NovelToon NovelToon
Garis Batas Keyakinan

Garis Batas Keyakinan

Status: sedang berlangsung
Genre:Spiritual / Percintaan Konglomerat / Cintapertama / Idola sekolah
Popularitas:1.5k
Nilai: 5
Nama Author: blcak areng

Indira mengagumi Revan bukan hanya karena cinta, tetapi karena kehormatannya. Revan, yang kini memeluk Kristen setelah melewati krisis identitas agama, memperlakukan Indira dengan kehangatan yang tak pernah melampaui batas—ia tahu persis di mana laki-laki tidak boleh menyentuh wanita.

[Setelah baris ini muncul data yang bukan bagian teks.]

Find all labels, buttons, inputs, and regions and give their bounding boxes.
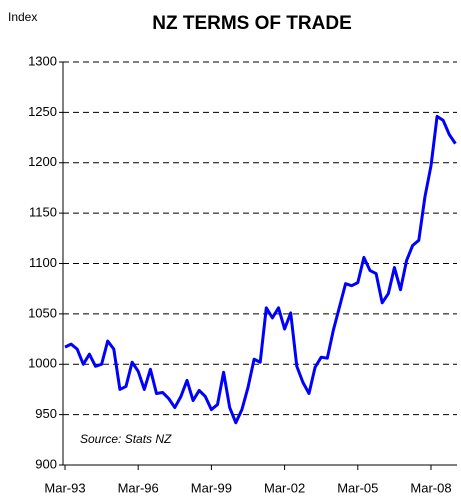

​Namun, kelembutan itu justru menusuk hati Indira.

​"Untukku, 'agamamu adalah agamamu.' Aku tidak akan mengambilmu dari Tuhan-mu," ujar Revan suatu malam, yang di mata Indira adalah kasih yang dewasa dan ironis. Lalu ia berbisik, seolah mengukir takdir mereka: "Untukmu agamamu, dan untukku agamaku."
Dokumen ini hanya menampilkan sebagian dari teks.